For Catholics today is the solemnity of the Holy Family. As Father explained in his homily this morning, this is a recent innovation designed to make a point: and did Father make the point
My goodness me, I can’t remember a time when the congregation was buzzing so. Families, Father said, are the bedrock of our society, and the Holy Family is its prototype: a father, a mother and a child. Look closely, he said, and you’ll see it is not a ‘conventional’ family for its time. There is only the one child, Jesus. There is no extended family or large family of the kind that would have been common at that time; but it is the basic structure – and one now under threat.
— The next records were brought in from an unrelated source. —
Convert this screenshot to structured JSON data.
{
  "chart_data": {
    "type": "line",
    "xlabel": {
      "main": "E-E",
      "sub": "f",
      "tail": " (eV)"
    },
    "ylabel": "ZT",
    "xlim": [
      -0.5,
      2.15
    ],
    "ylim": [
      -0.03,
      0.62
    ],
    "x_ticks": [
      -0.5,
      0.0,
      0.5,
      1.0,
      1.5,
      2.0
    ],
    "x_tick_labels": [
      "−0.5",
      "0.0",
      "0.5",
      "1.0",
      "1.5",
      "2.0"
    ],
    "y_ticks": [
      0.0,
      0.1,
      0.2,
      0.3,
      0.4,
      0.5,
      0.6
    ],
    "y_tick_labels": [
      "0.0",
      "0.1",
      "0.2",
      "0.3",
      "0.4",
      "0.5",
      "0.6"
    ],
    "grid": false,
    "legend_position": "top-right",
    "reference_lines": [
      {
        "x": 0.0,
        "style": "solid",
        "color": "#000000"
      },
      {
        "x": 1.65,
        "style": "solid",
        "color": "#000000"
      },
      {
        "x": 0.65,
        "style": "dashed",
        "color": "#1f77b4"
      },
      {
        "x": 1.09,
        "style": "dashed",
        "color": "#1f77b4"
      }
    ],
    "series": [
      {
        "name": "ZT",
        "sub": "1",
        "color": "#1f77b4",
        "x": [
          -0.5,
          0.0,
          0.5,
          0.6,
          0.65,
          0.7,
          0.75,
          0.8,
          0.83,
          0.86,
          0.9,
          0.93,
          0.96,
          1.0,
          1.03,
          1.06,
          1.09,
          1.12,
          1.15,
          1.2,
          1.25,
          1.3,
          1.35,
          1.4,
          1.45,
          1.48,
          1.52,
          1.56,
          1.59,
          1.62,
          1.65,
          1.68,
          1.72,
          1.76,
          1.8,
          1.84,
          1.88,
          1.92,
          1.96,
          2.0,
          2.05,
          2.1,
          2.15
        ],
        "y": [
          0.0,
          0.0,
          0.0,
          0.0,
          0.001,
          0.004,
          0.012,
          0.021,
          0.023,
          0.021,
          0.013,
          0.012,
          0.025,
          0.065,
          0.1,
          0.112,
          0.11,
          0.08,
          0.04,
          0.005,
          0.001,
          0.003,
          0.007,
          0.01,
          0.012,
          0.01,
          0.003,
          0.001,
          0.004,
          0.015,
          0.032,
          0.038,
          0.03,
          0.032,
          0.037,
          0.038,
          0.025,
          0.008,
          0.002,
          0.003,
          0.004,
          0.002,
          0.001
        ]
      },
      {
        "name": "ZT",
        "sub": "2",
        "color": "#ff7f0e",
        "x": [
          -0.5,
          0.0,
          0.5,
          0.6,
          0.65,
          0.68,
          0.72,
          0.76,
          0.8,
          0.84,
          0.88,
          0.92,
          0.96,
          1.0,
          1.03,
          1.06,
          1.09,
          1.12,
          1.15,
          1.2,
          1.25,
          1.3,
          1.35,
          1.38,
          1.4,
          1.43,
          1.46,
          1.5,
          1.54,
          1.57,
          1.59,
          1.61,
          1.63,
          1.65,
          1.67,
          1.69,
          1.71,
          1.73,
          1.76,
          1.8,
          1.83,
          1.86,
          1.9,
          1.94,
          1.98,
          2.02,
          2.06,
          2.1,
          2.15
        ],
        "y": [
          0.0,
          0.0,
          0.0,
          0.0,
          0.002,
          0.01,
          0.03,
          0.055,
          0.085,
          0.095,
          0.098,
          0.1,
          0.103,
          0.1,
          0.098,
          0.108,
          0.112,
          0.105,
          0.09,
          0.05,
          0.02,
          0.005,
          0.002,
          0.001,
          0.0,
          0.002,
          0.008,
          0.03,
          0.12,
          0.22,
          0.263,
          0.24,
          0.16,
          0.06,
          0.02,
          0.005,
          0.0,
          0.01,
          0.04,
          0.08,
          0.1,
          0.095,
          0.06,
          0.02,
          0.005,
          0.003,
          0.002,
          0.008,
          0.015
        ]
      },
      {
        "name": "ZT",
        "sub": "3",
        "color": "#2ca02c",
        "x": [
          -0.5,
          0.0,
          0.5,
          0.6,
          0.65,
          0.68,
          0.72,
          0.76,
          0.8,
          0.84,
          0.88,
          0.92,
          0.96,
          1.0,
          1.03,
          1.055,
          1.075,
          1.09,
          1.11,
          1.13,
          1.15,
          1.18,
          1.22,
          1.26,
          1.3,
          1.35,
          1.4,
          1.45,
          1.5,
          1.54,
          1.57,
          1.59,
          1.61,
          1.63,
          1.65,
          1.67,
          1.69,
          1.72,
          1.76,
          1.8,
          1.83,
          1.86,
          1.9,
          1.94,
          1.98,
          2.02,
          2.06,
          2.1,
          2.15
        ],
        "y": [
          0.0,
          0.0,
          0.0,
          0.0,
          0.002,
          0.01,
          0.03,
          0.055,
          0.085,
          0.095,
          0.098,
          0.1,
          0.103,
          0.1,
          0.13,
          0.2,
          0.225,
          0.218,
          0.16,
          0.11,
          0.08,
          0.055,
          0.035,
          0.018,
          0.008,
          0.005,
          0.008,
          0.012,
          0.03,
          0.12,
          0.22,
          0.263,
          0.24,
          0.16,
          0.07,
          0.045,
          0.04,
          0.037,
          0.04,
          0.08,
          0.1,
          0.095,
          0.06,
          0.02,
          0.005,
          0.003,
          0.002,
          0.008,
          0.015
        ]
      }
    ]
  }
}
At this point there was an audible intake of breath.
Father went on: ‘You think I am going to say it is under threat from the Government and its legislation about same sex marriage; you are not wholly wrong; but before that I am going to lay the blame where it lies – with you.’ At that point you could have heard a pin drop. ‘How many of you’, he asked, ‘treat your husband or your wife as though they were central to your existence; how many of you remember to love each other every day?’ He then did something I’ve never seen before in church, he turned and asked us directly: ‘And how many of you have bothered to get married, and those of you who have, how many of you have stayed married?’ He added: ‘If you, committed Christians, can’t put the time and effort in, then why blame the Government – they are only doing what they think they can get away with.’
I think we were all a bit stunned. He made it clear he was not directing blame at those whose marriages had broken up, but that he was asking us to reflect on our part in that, if were in that situation. ‘There is’, he said, ‘a myth that divorce has no effect on children; that is a story put around by those who won’t admit it does.’
Marriage, he told us, is a type of God’s covanental relationship with His Church; we are the bride, He the bridegroom. Both partners have obligations – but unless they are based on mutual love, then all else is as nothing. He asked us to reflect on what we meant by love, and then when to the heart of it, and with his permission I quote the words he used:
“If love for you is a warm squishy feeling, or something more erotic, and if it is that alone, then you are building your house on sand. Love is about self-sacrifice and commitment. You can’t have it all, and if you want it all then you are selfish and you will end up with yourself. Love means giving yourself away, putting your spouse and your children first; if you cannot or will not do this, then you have mistaken your vocation. Marriage is a vocation – it is for life.”
So there we had it – right between the eyes. We were a quiet lot at coffee afterwards – indeed only about half the usual number stayed. Perhaps hearing such truths from the pulpit was too much for some?